Por
Juan Antonio Bermúdez
En esta versión futurista de Pinocho con la que
Spielberg ha intentado aprovechar una antigua obsesión incumplida
de Stanley Kubrick, hay por lo menos tres películas. Y todas ellas
tienen su interés y todas resultan insatisfactorias sobre todo
si se las compara con otros precedentes emparentados argumentalmente
(pienso, por ejemplo, en Blade Runner).
En
la primera, se planta la historia: una familia acoge al primer
prototipo de un robot-niño programado para amar. Se trata de una
revisión del ya clásico conflicto de la relación del hombre con
las máquinas, que en verdad cubre otras eternas incógnitas humanas
sobre la existencia, sus límites y sus remiendos. Pero hay una
concreción de ese conflicto en el ámbito de lo familiar, como
brillante metáfora de la responsabilidad del creador hacia su
criatura.
Haley Joel Osment, excelente durante toda la película,
tiene aquí probablemente su mejor momento en una prodigiosa metamorfosis
de su rostro cuando su "madre adoptiva", como el dios que sopla
sobre el barro, pronuncia una suerte de conjuro que le insufla
el amor.
La historia podría no haber salido de este registro
hogareño, suficientemente fértil, pero de forma acelerada y superficial
da un giro que nos sitúa ya en otra película. Expulsado de su
útero familiar, el niño-robot (el juguete que quiere ser real,
el hombre de lata que busca un corazón) descubre y nos descubre
un futuro desquiciado en el que las máquinas padecen literalmente
los excesos de los hombres.
Su particular aventura por ese infierno (tan próximo,
tan reconocible) servirá para mostrar algunas de las imágenes
más impactantes del filme, como por ejemplo las del basurero de
chatarra donde los propios autómatas rebuscan sus piezas de repuesto
o las de las "ferias de la carne" (demoledor campo de referencias
donde ondean las únicas banderas estadounidenses de todo el filme).

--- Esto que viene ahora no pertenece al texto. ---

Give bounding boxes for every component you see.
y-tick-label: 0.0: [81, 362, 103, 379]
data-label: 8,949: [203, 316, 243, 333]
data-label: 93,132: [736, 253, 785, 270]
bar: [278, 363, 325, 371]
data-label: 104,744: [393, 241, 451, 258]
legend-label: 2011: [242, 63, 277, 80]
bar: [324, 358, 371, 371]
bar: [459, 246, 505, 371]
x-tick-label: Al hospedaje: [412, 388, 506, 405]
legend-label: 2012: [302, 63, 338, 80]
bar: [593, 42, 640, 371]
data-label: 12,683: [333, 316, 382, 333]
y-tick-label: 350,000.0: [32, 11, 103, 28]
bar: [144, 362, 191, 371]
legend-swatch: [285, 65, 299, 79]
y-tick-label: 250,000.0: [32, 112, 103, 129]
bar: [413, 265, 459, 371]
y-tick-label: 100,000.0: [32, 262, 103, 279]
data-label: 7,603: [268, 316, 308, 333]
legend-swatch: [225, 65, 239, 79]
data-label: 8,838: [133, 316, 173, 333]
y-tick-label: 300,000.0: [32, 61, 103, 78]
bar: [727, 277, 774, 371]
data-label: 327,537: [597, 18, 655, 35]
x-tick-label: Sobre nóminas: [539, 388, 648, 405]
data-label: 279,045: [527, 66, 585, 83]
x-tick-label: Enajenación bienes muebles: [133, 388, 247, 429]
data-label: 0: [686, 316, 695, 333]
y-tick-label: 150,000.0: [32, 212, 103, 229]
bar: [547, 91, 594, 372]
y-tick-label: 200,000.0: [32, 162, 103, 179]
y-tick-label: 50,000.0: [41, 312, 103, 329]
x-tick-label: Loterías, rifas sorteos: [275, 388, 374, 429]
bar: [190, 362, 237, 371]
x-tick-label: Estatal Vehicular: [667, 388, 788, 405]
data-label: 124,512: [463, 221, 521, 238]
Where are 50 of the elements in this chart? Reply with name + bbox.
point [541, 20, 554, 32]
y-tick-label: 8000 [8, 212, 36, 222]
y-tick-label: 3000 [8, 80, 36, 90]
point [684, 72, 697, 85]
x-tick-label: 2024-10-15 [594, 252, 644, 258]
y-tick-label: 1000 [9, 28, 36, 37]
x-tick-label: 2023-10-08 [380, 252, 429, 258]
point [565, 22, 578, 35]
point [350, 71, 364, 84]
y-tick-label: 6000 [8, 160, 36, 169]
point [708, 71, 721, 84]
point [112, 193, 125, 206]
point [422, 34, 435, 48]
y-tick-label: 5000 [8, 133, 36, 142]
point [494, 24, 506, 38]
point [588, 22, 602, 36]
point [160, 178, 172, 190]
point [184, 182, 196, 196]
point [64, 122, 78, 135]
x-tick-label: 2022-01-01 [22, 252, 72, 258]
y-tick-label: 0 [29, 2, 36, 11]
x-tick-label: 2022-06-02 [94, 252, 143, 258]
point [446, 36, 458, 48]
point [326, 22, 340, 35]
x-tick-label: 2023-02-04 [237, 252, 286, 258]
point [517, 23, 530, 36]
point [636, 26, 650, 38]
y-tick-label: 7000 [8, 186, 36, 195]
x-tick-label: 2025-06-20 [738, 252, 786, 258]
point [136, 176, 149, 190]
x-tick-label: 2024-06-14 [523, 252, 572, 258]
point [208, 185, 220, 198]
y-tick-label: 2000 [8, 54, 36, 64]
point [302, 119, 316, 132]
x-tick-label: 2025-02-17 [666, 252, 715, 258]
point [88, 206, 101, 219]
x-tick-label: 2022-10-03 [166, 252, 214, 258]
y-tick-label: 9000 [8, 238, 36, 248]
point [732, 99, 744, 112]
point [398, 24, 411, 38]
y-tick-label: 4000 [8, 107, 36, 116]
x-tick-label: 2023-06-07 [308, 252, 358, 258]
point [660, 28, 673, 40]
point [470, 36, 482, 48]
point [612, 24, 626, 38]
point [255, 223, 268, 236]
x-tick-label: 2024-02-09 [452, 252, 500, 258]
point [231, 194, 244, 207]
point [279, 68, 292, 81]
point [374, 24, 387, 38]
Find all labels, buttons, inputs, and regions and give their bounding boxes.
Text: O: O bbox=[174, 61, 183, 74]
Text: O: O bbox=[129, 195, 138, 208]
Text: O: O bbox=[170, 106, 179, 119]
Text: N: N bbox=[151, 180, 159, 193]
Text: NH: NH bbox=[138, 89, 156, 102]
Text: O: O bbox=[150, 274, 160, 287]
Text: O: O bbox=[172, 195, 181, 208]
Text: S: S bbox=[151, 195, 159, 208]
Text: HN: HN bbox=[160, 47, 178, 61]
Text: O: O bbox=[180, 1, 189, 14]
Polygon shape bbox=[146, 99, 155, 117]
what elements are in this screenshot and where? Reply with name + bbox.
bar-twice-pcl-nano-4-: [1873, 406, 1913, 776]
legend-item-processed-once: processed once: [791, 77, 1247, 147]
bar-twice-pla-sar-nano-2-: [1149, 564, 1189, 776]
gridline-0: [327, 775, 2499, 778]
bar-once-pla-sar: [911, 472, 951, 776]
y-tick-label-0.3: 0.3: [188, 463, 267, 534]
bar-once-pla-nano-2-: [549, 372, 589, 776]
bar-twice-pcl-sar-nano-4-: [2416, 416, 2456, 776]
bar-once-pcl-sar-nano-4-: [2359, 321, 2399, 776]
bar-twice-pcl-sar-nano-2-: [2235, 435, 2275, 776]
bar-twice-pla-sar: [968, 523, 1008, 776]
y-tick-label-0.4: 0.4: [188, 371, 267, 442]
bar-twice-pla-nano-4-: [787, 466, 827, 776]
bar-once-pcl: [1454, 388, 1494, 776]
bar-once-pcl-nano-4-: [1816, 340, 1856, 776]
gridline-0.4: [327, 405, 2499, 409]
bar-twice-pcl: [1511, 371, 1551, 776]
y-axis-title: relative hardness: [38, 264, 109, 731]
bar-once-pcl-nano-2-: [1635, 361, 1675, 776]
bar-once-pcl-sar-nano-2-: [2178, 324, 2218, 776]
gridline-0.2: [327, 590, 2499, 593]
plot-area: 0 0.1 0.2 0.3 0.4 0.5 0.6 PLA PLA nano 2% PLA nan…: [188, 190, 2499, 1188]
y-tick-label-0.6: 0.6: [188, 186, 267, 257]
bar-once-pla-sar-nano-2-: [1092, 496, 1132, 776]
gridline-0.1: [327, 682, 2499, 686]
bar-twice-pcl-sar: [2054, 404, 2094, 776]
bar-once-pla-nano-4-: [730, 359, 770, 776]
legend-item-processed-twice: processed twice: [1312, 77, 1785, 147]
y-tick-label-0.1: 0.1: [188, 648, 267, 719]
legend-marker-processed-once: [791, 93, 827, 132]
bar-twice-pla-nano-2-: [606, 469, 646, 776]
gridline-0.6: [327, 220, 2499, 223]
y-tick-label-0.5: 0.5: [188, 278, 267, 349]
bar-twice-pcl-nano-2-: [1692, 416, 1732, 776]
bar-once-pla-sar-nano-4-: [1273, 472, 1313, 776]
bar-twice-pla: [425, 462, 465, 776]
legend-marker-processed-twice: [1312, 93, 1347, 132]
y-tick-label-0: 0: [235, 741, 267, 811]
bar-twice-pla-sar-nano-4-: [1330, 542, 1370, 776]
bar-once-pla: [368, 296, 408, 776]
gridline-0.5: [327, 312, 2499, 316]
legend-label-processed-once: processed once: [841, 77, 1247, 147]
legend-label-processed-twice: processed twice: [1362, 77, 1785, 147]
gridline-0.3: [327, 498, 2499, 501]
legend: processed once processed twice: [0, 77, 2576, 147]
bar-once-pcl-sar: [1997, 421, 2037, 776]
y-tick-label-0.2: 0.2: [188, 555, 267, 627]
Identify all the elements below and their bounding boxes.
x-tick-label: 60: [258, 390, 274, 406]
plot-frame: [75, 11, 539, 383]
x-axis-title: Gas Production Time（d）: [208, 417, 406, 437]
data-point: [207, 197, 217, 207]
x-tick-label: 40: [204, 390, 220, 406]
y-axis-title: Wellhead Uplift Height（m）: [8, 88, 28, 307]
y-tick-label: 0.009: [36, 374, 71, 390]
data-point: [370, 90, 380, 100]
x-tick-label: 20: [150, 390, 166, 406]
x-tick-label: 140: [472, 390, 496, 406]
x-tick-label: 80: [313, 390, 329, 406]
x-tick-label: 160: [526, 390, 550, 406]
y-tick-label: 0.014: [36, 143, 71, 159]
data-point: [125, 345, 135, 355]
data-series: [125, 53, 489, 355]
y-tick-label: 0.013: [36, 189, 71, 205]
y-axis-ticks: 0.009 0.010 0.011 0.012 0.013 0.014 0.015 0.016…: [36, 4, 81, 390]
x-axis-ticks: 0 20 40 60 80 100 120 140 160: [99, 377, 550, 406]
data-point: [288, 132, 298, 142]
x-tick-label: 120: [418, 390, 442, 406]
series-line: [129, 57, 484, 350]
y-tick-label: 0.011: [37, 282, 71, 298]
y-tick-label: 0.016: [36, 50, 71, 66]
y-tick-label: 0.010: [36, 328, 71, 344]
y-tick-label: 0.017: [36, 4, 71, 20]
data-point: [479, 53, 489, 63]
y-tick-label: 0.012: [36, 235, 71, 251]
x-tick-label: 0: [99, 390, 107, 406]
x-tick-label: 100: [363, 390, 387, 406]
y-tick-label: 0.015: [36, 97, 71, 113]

Pero tampoco se decide Spielberg a ahondar más
en este plano fascinante de la crítica ficción y la película transita
en toda su última parte por el atajo más fácil del cuento de hadas,
edulcorado hasta el empacho en una postrera vuelta de tuerca trivial
y en un final feliz bastante ñoño.
Queda, sin embargo, en el tramo último de Inteligencia
Artificial la desgraciada coincidencia que la va a hacer pasar
a la historia más allá de sus méritos. El Manhattan engullido
por el Atlántico sobre el que se desarrolla va a quedar, al menos
por ahora, como uno de los últimos ensayos de esa iconografía
de la destrucción tan cinematográfica y tantas veces obscena.